30      Aux fins de déterminer si une couleur en elle-même est propre à distinguer les produits ou les services d’une entreprise de ceux d’autres entreprises au sens de l’article 4 du règlement n° 40/94 (devenu article 4 du règlement n° 207/2009), il faut apprécier si les couleurs en elles-mêmes sont susceptibles de transmettre des informations précises, notamment quant à l’origine d’un produit ou d’un service (voir, par analogie, arrêts de la Cour Libertel, précité, point 39, et du 24 juin 2004, Heidelberger Bauchemie, C‑49/02, Rec. p. I‑6129, point 37).

31      À cet égard, il convient de rappeler que, si les couleurs sont propres à véhiculer certaines associations d’idées et à susciter des sentiments, en revanche, de par leur nature, elles sont peu susceptibles de communiquer des informations précises. Elles le sont d’autant moins qu’elles sont habituellement et largement utilisées dans la publicité et dans la commercialisation des produits et des services pour leur pouvoir attractif, en dehors de tout message précis (arrêts Libertel, précité, point 40, et Heidelberger Bauchemie, précité, point 38).

32      La perception du public n’est pas nécessairement la même dans le cas d’un signe constitué par une couleur que dans le cas d’une marque verbale ou figurative, qui consiste en un signe indépendant de l’aspect des produits qu’elle désigne. En effet, si le public a l’habitude de percevoir, immédiatement, des marques verbales ou figuratives comme des signes identificateurs de l’origine commerciale du produit, il n’en va pas nécessairement de même lorsque le signe se confond avec l’aspect du produit pour lequel l’enregistrement du signe en tant que marque est demandé (arrêts de la Cour Libertel, précité, point 65, et du 21 octobre 2004, KWS Saat/OHMI, C‑447/02 P, Rec. p. I‑10107, point 78).

33      Dans le cas d’une couleur, l’existence d’un caractère distinctif avant tout usage ne pourrait se concevoir que dans des circonstances exceptionnelles, notamment lorsque le nombre des produits ou des services pour lesquels la marque est demandée est très limité et que le marché pertinent est très spécifique (arrêts Libertel, précité, point 66, et KWS Saat/OHMI, précité, point 79).

34      Il convient également de souligner que, dans la mesure où le droit de la marque constitue un élément essentiel du système de concurrence non faussé établi par le traité, les droits et les facultés que la marque confère à son titulaire doivent être examinés en fonction de cet objectif.
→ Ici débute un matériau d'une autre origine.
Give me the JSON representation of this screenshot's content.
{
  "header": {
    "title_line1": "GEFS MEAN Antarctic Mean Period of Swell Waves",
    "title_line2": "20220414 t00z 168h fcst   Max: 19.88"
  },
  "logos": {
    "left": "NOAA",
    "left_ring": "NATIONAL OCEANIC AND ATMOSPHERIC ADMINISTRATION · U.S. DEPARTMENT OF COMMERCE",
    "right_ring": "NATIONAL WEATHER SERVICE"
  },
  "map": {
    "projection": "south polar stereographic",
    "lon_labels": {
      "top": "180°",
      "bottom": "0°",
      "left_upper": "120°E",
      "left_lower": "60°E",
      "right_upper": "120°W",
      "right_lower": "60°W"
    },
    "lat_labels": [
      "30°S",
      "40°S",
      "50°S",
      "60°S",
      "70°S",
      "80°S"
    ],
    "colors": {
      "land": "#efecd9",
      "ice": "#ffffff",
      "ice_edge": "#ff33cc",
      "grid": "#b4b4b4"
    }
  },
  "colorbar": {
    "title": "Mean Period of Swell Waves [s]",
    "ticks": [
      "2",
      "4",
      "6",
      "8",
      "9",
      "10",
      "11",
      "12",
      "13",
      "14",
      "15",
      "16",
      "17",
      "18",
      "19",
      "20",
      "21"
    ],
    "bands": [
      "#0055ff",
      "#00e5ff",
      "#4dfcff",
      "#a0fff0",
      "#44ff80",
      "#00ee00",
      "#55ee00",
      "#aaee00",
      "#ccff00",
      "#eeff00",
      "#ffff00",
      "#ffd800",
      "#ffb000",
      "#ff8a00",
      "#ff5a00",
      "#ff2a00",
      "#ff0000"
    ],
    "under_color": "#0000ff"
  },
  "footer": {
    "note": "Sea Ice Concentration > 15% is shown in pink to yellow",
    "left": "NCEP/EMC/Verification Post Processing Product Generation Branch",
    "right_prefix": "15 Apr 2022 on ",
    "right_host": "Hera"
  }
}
Or, compte tenu de la circonstance que la marque enregistrée confère à son titulaire, pour des produits et des services déterminés, un droit exclusif lui permettant de monopoliser le signe enregistré comme marque sans limitation dans le temps, la possibilité d’enregistrer une marque peut faire l’objet de restrictions fondées sur l’intérêt public (voir, par analogie, arrêt Libertel, précité, points 48 à 50).
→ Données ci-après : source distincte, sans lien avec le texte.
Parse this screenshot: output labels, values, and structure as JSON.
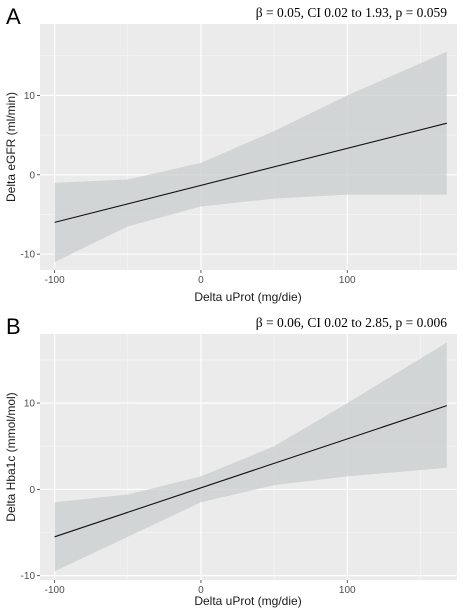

35      À cet égard, le nombre réduit des couleurs effectivement disponibles a pour résultat qu’un petit nombre d’enregistrements en tant que marques pour des produits ou des services donnés pourrait épuiser toute la palette des couleurs disponibles. Un monopole aussi étendu ne serait pas compatible avec un système de concurrence non faussé, notamment en ce qu’il risquerait de créer un avantage concurrentiel illégitime en faveur d’un seul opérateur économique. Il convient donc de reconnaître dans le champ du droit des marques, un intérêt général à ne pas restreindre indûment la disponibilité des couleurs pour les autres opérateurs offrant des produits ou des services du type de ceux pour lesquels l’enregistrement est demandé (arrêt Libertel, précité, points 54 et 55).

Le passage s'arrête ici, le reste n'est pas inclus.